I will use the term used by Private Eye, that indispensable publication that covers the ground that mainstream media are either too lazy, too complacent or too scared to address - rotten boroughs. Private Eye regularly publishes the sordid details of such rotten boroughs across the UK, where blatant corruption, the self-interest and the personal profit of councillors reign supreme over any concern for the people who have the misfortune to be dependent on them.

The mechanics of such corruption of local democracy across the UK are always the same - the award of contracts in disregard of best practice, failure to declare interest by councillors, nepotism, insider knowledge of land development, so-called consultancy and training contracts, lucrative sinecures for councillors on quasi-independent bodies, revolving door appointments to organisations that have benefited from council largesse. The necessary links with external organisations created by the giant budgets controlled by councils creates a potential for influence that should work for the good of the people, but all to often operates against their interests.

But like all political power, when the continuity of the hegemony is threatened, those external organisations whose relationship with the political power brokers  has been less than transparent begin to get jittery, and a process of disengagement begins that is deeply worrying to the politicians involved.

And within the central structure there are three groups - honest employees and politicians, dishonest employees and politicians who are up to their necks in the corrupt practices, and a crucial third group, those who are all too aware of what has been going on, have not participated in, or profited by it, but who have remained silent rather than blow the whistle.

It is this group who begin to break their silence when the power structure begins to look shaky, anxious not to be caught up in a scandal that they have never profited from. Once those first cracks appear, the honest group, often comprising senior professionals, becomes uneasily aware of what has been going on under their noses, and begins to probe the weakest parts of the edifice of corruption.

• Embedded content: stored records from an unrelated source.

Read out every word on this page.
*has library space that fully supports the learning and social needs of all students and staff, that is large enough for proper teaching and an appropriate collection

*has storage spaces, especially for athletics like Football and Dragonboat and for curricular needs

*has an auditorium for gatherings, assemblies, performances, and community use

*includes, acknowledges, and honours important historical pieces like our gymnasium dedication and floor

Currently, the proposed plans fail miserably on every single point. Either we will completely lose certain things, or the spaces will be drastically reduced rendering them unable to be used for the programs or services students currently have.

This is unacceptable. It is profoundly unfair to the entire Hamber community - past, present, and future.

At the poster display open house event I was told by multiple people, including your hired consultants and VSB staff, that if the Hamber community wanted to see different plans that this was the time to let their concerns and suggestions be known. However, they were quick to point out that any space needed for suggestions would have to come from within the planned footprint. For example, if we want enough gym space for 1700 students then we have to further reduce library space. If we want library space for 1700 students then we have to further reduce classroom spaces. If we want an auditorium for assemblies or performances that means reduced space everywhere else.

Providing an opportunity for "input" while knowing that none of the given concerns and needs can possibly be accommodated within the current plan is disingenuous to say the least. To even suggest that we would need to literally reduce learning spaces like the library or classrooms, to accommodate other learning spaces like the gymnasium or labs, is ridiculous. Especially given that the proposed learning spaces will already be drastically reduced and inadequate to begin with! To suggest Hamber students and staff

Soon thereafter, panic sets in among the truly corrupt. Having no allegiance to any person or principle other than that of expedient self-interest, they begin to try to distance themselves from what may be coming their way. At that point, the dam begins to burst- auditing bodies, professional organisations, the police, national government and the media acquire a sudden interest.

SUMMARY

I make the above points as general observations about corrupt organisations. Glasgow City Council may be entirely free of corruption, especially since the end of the Purcell era, which may itself just have been the personal failings and the personal tragedy of one man. If this is so, then in the Dalmarnock case, they have been simply deeply misguided in the way they pursued otherwise laudable objectives in relation to the regeneration of the East End of Glasgow and the huge opportunity presented by the Commonwealth Games,  displaying professional callousness and a total lack of empathy towards an entire community of ordinary working people, and a highly selective view of the law as it relates to compulsory purchase and the acquisition of land for development purposes.